As exigências para exportar, investir em tecnologia e em segurança alimentar, e para levantar financiamento externo, estão incentivando o surgimento de grandes companhias, suficientemente transparentes para se submeter à fiscalização do público consumidor, e fortes o bastante para assumir o controle de concorrentes.

Os abatedouros de gado estão voltando. Uma década atrás, a Sadia saiu desse mercado porque não tinha condições de competir com empresas que fugiam ao recolhimento de impostos. Depois de um crescimento de 100% nas exportações de carne bovina nos últimos cinco anos, os abatedouros estão buscando respeitabilidade e escala, tendência que acelerará depois do susto com o surto da febre aftosa. Mais de 20 abatedouros de médio e grande porte foram vendidos ou alugados no ano passado, diz Marcus Vinícius Pratini de Moraes, presidente da associação de exportadores de carne bovina do Brasil. Entre os compradores está a Friboi, que adquiriu as operações da Swift Armour na Argentina. A Sadia voltou ao mercado.

Investidores estrangeiros estão começando a buscar novas oportunidades no agronegócio brasileiro. Segundo a Conferência sobre Comércio e Desenvolvimento da ONU, estão prestes a ser injetados no setor alcooleiro US$ 3 bilhões na forma de investimentos estrangeiros e nacionais. Outro alvo é o processamento de carne bovina.

Será que a rodada Doha reduzirá as barreiras o suficiente para gerar novos fluxos comerciais? A recente proposta americana, agressiva quanto a tarifas e subsídios a exportações, porém tímida quanto a subsídios domésticos, criaria mais comércio do que a posição da UE, que tende para a redução dos subsídios domésticos, mas quer impedir um maior acesso a mercados.

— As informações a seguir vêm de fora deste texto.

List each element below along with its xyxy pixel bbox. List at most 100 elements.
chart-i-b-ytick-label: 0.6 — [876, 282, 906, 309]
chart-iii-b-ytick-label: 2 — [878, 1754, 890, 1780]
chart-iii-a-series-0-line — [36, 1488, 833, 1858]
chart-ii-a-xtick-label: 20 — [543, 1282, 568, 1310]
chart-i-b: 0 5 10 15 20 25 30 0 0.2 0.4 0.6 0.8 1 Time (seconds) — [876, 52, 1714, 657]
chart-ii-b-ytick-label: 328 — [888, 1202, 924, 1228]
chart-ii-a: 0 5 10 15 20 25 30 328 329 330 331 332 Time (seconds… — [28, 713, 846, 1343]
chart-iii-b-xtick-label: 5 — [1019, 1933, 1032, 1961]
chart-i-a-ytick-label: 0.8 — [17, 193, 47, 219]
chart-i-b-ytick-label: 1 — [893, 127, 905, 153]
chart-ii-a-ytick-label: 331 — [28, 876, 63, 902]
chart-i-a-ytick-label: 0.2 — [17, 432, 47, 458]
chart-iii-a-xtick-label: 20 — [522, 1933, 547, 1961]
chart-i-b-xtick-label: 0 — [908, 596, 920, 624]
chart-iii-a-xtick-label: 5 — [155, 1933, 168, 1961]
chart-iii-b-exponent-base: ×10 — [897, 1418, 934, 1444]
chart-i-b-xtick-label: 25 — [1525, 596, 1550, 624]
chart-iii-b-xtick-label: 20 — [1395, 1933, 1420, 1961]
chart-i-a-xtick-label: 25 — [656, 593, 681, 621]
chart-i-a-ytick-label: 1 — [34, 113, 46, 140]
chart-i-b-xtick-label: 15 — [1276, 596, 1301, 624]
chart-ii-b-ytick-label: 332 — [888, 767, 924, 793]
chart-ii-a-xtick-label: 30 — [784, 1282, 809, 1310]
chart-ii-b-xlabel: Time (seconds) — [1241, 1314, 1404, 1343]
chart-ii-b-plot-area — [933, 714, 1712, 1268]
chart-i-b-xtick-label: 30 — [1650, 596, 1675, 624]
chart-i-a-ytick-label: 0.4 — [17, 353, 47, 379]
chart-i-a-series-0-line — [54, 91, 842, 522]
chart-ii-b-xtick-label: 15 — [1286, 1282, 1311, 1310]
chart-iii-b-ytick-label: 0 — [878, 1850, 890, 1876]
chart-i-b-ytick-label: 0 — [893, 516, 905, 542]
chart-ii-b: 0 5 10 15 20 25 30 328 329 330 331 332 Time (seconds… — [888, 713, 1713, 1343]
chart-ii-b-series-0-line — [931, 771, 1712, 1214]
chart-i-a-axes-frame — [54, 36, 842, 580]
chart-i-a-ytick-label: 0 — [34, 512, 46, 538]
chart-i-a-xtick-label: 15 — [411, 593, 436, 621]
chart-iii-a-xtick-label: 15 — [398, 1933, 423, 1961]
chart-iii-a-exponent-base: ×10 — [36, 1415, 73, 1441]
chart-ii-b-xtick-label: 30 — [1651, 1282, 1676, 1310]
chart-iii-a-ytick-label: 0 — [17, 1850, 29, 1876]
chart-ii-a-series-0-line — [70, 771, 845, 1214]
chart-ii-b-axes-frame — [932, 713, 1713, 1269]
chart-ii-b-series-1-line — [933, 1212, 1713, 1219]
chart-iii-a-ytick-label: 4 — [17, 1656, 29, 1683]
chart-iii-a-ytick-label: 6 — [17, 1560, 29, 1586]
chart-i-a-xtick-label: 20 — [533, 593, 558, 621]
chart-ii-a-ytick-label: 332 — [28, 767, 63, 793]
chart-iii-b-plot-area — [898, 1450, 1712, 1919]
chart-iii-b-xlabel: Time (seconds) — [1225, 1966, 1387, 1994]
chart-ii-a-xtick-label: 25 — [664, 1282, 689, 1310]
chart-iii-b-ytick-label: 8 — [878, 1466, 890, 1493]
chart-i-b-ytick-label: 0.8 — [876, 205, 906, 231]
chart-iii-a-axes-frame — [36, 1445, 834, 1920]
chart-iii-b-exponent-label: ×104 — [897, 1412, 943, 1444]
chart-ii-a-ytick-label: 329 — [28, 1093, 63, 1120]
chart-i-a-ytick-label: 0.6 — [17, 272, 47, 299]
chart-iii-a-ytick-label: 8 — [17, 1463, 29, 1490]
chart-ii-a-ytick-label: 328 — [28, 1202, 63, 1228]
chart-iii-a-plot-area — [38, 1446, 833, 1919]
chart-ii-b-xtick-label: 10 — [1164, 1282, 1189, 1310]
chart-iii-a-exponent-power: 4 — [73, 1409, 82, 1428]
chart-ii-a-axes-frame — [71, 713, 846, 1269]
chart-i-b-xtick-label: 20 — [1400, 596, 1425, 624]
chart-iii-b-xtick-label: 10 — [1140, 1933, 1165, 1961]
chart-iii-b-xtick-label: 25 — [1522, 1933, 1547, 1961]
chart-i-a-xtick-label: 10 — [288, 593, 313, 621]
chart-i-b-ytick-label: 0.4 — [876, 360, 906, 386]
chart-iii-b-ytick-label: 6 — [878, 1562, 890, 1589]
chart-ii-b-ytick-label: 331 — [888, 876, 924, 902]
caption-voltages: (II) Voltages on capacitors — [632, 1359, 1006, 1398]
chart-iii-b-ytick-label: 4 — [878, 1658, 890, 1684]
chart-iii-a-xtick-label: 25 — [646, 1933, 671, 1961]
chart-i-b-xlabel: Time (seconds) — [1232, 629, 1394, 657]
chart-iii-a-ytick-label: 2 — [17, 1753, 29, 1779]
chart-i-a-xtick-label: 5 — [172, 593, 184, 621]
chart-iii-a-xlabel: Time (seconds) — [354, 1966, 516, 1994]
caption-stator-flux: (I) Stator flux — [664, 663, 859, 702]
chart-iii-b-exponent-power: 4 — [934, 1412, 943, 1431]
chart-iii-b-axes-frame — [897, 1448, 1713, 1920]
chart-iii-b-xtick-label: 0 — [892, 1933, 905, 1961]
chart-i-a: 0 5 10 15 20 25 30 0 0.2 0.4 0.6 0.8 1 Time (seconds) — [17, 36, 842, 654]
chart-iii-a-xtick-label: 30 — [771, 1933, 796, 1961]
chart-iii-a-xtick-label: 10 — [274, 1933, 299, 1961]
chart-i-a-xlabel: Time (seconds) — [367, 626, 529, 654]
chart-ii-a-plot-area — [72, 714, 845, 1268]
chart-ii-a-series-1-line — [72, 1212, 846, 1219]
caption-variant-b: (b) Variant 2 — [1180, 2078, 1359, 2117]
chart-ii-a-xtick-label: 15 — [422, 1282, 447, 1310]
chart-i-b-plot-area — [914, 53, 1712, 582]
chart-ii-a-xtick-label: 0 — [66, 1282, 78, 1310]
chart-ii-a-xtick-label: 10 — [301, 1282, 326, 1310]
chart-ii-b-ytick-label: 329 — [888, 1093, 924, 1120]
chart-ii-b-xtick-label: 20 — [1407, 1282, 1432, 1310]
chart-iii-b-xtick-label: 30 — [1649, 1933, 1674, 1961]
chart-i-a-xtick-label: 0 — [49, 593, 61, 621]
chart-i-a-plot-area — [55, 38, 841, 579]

Mas o Brasil tem suas próprias resistências em relação às negociações e concessões que tem pela frente. As conversações de comércio também colocaram interesses industriais centrados em São Paulo e Manaus, base do setor eletrônico, contra o centro agrário, que está ” ganhando peso político ” , diz Marcelo de Paiva Abreu, um economista da Pontifícia Universidade Católica do Rio de Janeiro. O livre comércio deverá ter impactos desfavoráveis em alguns setores. Mas o sol, o solo e a água – e a aplicação de conhecimento científico -, deverão assegurar o sucesso da agricultura brasileira.